Publicacao/Comunicacao
Intimação - DESPACHO
Cumprimento de Sentença contra a Fazenda Pública (Vara Cível) Nº 1000598-72.2020.4.01.3814/MG
EXEQUENTE: CLAUDIO MANOEL COLEN
ADVOGADO(A): PATRICIA CAMPOS DE CASTRO VERAS (OAB MG077963)
ADVOGADO(A): FERNANDO ALENCASTRO DE CARVALHO SABATO MOREIRA (OAB MG109111)
ADVOGADO(A): EDUARDA VASCONCELOS GOMES PINHEIRO MARTINS (OAB MG178025)
ADVOGADO(A): ARTHUR BITTAR RODRIGUES NUNES (OAB MG200864)
ADVOGADO(A): JULIA MACHADO FREITAS (OAB MG198935)
DESPACHO/DECISÃO
Trata-se de impugnação ao cumprimento de sentença, Evento 47.1, pugnando a parte executada pela inexigibilidade da obrigação de pagar, com a condenação do INSS ao pagamento de honorários sucumbenciais.
Na hipótese, o INSS pretende a cobrança dos valores pagos a título de antecipação da tutela, diante da rejeição do pedido de revisão da vida toda pelo TRF6, aplicando o novo entendimento do STF nas ADIs 2111/DF e 2110/DF.
Razão assiste à parte executada quanto à inexigibilidade da obrigação de pagar.
Com efeito, o Supremo Tribunal Federal proferiu decisão dos embargos de declaração interpostos nos autos do Recurso Extraordinário 1.276.977, em 16/06/2025, com publicação no DJE em 30/07/2025.
Na decisão, os Ministros da Suprema Corte formaram maioria para cancelar a tese de repercussão geral anteriormente fixada no Tema 1.102, bem como fixar, em contrapartida, a seguinte tese ao Tema 1.102 da repercussão geral:
“A declaração de constitucionalidade do art. 3º da Lei n. 9.876/1999 impõe que o dispositivo legal seja observado de forma cogente pelos demais órgãos do Poder Judiciário e pela Administração Pública, em sua interpretação textual, que não permite exceção.
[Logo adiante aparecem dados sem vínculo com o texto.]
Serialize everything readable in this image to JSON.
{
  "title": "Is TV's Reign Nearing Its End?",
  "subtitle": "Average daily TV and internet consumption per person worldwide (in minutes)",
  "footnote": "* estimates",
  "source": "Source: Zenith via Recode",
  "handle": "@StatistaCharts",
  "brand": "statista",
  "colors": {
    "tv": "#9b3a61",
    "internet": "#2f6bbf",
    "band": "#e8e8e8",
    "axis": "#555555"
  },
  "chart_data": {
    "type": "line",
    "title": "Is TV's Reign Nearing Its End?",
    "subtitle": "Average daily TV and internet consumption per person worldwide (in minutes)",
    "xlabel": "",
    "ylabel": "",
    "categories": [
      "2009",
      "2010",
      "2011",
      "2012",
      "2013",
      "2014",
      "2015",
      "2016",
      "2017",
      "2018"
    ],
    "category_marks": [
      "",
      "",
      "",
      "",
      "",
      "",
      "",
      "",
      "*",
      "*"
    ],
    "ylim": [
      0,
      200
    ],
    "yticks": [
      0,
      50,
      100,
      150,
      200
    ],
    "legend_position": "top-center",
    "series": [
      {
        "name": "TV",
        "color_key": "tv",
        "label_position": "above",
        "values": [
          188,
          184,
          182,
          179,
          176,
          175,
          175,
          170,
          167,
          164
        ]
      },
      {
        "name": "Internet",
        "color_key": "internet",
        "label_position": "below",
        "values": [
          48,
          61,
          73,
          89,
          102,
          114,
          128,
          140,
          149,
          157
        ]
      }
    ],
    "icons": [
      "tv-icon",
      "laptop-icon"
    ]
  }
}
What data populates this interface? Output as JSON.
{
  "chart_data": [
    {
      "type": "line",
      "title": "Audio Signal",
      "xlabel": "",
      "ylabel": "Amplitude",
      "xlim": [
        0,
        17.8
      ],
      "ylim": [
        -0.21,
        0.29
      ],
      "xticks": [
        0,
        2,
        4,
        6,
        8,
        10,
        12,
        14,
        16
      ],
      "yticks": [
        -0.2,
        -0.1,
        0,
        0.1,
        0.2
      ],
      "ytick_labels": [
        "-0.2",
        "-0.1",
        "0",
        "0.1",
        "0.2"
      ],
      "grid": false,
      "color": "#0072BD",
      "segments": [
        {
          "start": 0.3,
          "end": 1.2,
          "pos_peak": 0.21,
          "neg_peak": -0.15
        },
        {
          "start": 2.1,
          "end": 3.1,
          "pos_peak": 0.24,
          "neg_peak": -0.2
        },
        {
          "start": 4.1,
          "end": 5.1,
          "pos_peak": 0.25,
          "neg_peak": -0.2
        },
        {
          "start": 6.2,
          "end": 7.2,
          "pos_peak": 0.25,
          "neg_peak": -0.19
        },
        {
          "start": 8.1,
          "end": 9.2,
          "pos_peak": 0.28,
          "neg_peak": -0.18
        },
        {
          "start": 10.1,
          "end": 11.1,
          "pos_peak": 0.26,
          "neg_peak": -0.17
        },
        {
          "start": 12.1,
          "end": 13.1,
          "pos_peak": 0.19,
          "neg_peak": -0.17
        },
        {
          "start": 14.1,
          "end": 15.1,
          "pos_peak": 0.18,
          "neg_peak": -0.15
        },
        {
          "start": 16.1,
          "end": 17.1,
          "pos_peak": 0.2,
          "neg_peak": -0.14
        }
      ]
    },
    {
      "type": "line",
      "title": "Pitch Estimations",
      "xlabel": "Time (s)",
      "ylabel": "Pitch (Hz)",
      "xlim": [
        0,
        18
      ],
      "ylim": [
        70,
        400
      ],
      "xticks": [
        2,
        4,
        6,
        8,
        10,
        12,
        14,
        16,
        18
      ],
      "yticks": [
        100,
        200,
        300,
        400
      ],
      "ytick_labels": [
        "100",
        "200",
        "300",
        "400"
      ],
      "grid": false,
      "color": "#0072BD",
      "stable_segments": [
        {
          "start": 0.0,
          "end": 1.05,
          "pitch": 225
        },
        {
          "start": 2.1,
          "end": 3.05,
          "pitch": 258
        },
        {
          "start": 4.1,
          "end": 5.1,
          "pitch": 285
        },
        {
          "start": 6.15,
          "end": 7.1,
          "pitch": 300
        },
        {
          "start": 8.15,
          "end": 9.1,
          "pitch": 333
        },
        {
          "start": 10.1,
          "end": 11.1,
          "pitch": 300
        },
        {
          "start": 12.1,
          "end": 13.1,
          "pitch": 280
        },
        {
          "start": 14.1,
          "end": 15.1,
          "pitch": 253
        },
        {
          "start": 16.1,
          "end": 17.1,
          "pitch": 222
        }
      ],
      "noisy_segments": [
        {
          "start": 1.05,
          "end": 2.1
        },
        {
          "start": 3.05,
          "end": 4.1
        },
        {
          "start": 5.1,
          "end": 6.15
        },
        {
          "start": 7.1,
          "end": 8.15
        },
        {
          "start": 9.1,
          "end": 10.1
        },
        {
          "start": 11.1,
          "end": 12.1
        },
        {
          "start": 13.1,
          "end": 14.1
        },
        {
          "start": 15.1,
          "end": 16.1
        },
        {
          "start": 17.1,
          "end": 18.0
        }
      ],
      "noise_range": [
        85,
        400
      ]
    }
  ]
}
O segurado do INSS que se enquadre no dispositivo não pode optar pela regra definitiva prevista no art. 29, I e II, da Lei n. 8.213/1991, independentemente de lhe ser mais favorável”.
Na referida decisão, restou consignada, em modulação dos efeitos da decisão, a irrepetibilidade dos valores percebidos pelos segurados em virtude de decisões judiciais, definitivas ou provisórias, prolatadas até 5/4/24, data da publicação da ata de julgamento do mérito das ADI nºs 2.110/DF e 2.111/DF.
O presente caso se amolda ao acima firmado pela Suprema Corte, valendo salientar que, à época do julgamento, os Ministros Gilmar Mendes e Luís Roberto Barroso anteciparam seus votos para acompanhar o relatos Min. Alexandre de Moraes, formando maioria quanto ao tema.
O art. 525, III, c/c §12, do CPC, considera inexigível a obrigação reconhecida em título executivo judicial fundado em lei ou ato normativo considerado inconstitucional pelo Supremo Tribunal Federal, ou fundado em aplicação ou interpretação da lei ou do ato normativo tido pelo Supremo Tribunal Federal como incompatível com a Constituição Federal, em controle de constitucionalidade concentrado ou difuso.
Diante disso, reconheço a inexequibilidade do título e a inexigiblidade da obrigação, indeferindo o pedido de cobrança de valores recebidos a título de antecipação dos efeitos da tutela pelo demandante.
Inviável a condenação da autarquia em honorários, consoante pretendido pelo demandante, tendo em vista que se valeu do entendimento firmado pelo STJ no Tema 692, firmando-se, a partir de então, a boa-fé objetiva na pretensão de recebimento de valores.
Intimem-se as partes sobre esta decisão e, após o decurso de dez dias, inexistindo recurso, arquivem-se os autos com baixa na distribuição.
Cumpra-se.
Ipatinga/MG. Data da assinatura eletrônica.